Enter Mike the cop (Eddie McClintock) with his partner Rebecca. Surprise surprise, Mike is the father of Joshua and Jacob. They get the call about the death of the old man (Who called it in? He was way out there...). Rebecca starts acting strangely, getting worse when they get there and see the dead man. Inside the house, she sees a picture on the wall and sneaks it off, putting the picture in her coat. I guessed right away why - but I guess they want you to ponder it. Don't. She was the old man's daughter. He abandoned her and her mother for an unknown reason. So we wait for Mike to discover through public records why she's acting that way. Sigh. Even Emma Sams, who didn't age quite that badly but seemed to have lost her English accent, who played the 'Chief of Police' couldn't make this any more interesting. This is going to be a long movie. 

"See? I was English in the 80's but I gave that up."

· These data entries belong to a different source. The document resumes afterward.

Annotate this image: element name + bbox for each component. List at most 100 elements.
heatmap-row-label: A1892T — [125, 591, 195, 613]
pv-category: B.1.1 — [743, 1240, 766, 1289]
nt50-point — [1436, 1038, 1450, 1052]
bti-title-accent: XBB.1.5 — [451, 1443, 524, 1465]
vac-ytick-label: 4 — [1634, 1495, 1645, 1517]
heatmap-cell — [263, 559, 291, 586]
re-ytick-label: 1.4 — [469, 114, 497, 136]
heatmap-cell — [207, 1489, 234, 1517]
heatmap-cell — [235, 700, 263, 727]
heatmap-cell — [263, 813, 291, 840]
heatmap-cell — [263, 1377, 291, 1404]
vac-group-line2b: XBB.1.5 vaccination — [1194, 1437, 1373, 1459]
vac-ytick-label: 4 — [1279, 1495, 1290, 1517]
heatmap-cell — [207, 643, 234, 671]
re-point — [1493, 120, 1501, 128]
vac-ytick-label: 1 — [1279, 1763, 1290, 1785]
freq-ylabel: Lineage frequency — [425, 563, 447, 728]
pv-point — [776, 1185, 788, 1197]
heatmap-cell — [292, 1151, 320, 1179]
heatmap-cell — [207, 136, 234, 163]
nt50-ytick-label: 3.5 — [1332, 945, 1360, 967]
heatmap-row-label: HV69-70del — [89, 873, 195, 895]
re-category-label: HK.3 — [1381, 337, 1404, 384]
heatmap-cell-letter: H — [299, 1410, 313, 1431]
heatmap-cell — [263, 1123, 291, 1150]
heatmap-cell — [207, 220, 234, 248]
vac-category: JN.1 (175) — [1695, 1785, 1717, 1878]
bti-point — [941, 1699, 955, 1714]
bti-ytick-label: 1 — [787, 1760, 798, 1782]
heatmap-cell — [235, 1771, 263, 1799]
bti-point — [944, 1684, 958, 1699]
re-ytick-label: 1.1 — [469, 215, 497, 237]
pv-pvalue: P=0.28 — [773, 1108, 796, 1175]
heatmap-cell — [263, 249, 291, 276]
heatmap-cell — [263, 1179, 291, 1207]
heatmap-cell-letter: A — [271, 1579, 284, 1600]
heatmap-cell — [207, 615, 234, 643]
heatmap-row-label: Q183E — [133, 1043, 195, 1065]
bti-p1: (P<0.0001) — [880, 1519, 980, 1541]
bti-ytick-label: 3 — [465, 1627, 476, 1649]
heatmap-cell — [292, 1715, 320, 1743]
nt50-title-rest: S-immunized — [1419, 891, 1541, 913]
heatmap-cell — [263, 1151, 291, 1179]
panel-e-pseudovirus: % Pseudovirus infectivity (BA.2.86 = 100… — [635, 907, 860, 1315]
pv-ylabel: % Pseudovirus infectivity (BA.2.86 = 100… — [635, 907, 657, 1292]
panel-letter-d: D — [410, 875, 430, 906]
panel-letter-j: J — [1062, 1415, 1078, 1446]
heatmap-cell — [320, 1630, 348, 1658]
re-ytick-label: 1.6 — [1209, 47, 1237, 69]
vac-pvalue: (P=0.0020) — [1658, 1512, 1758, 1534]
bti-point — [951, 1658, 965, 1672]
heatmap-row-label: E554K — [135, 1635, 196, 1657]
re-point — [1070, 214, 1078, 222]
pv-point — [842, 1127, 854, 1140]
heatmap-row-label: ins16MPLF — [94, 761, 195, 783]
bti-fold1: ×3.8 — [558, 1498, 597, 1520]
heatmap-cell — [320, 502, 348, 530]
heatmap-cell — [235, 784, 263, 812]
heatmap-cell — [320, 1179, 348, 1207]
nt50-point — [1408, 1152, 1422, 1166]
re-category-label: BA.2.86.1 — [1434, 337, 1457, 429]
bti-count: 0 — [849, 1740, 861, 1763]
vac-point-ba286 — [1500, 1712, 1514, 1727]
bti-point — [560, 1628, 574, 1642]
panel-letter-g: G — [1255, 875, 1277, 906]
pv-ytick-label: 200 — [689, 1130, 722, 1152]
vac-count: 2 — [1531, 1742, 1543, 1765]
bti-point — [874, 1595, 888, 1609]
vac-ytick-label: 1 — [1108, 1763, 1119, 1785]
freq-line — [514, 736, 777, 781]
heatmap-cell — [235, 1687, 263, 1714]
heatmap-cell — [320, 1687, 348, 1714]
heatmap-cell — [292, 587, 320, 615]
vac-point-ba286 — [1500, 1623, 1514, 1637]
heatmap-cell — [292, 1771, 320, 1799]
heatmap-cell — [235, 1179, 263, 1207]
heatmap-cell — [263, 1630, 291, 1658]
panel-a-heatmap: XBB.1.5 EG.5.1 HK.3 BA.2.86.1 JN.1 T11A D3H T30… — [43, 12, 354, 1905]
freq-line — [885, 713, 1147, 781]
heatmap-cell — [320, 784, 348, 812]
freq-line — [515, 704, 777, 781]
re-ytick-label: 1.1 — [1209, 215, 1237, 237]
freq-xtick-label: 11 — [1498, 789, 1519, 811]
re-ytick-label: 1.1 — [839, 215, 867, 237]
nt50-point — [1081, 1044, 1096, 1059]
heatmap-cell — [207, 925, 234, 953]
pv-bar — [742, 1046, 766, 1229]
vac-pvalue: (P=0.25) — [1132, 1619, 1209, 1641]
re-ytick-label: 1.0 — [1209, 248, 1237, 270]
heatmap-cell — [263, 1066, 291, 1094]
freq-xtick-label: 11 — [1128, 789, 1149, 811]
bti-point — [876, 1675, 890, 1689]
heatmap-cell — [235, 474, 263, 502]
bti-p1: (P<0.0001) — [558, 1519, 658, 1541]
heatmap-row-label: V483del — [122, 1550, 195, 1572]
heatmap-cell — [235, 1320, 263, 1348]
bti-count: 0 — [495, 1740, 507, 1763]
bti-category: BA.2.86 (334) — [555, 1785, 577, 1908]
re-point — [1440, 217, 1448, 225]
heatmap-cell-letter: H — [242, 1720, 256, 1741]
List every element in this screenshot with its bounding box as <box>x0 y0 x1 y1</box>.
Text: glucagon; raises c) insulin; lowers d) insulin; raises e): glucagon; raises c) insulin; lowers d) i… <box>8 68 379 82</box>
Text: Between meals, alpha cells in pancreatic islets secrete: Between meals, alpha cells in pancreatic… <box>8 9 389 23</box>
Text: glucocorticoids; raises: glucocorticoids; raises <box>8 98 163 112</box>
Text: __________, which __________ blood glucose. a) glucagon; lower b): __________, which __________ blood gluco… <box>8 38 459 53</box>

You know what? No it's not. Their premise is that Cain (yes, THAT Cain) was 'cursed' by God and given a 'mark' so everyone would stay away from him (only half right). So the old man carries the 'mark of Cain' because he was Cain's keeper (wait, Cain was supposed to have.... ah, skip it). He kept him locked up, fed him, and made sure he didn't kill anyone else because apparently that's all Cain wants to do - kill and eat. He looks like a golem or ghoul more than a man, but when you're thousands of years old I guess the looks don't improve with time. So now free, Cain is killing everyone (starting with the douchebag kids) and he's in the market for a new 'brother.' Oh brother. Thinner than hell premise that they still manage to stretch out way too long. He's human but also superhuman - he's shot with a huge amount of ammo but doesn't care - unless the bullets have copper jackets. Copper hurts him. Why you say? Why the hell ask me - if the movie doesn't explain itself, I certainly don't have a clue. Sorry about that. We're tortured by chases and near-misses but coming to the end, somebody has to take Cain's 'mark' to stop his rampage. When he kidnaps Jacob (massive duh) Joshua knows what he has to do. He takes the mark (it's a brand that looked bloody painful). But before Cain can 'claim' him Rebecca, now knowing her father's history (How was he chosen? Shhh or this movie will instantly get at least 15 minutes longer.) and why he had to abandon them, also puts the 'mark' on her saying (massively lame) 'It's time Cain had a sister.' The boring and predictable end.

"A hot poker? Okay, but I'm not walking him to school."
Eddie plays a lovable if goofy special agent on Warehouse 13, so to stretch his range he plays a lovable if goofy cop. It wouldn't have been so bad if they hadn't have given him such awful dialogue to say - at least a decade or more out of date. They include: "Party on Garth.", "Word.", and "Oh frak!". Oh that was painful to watch. And you don't have to.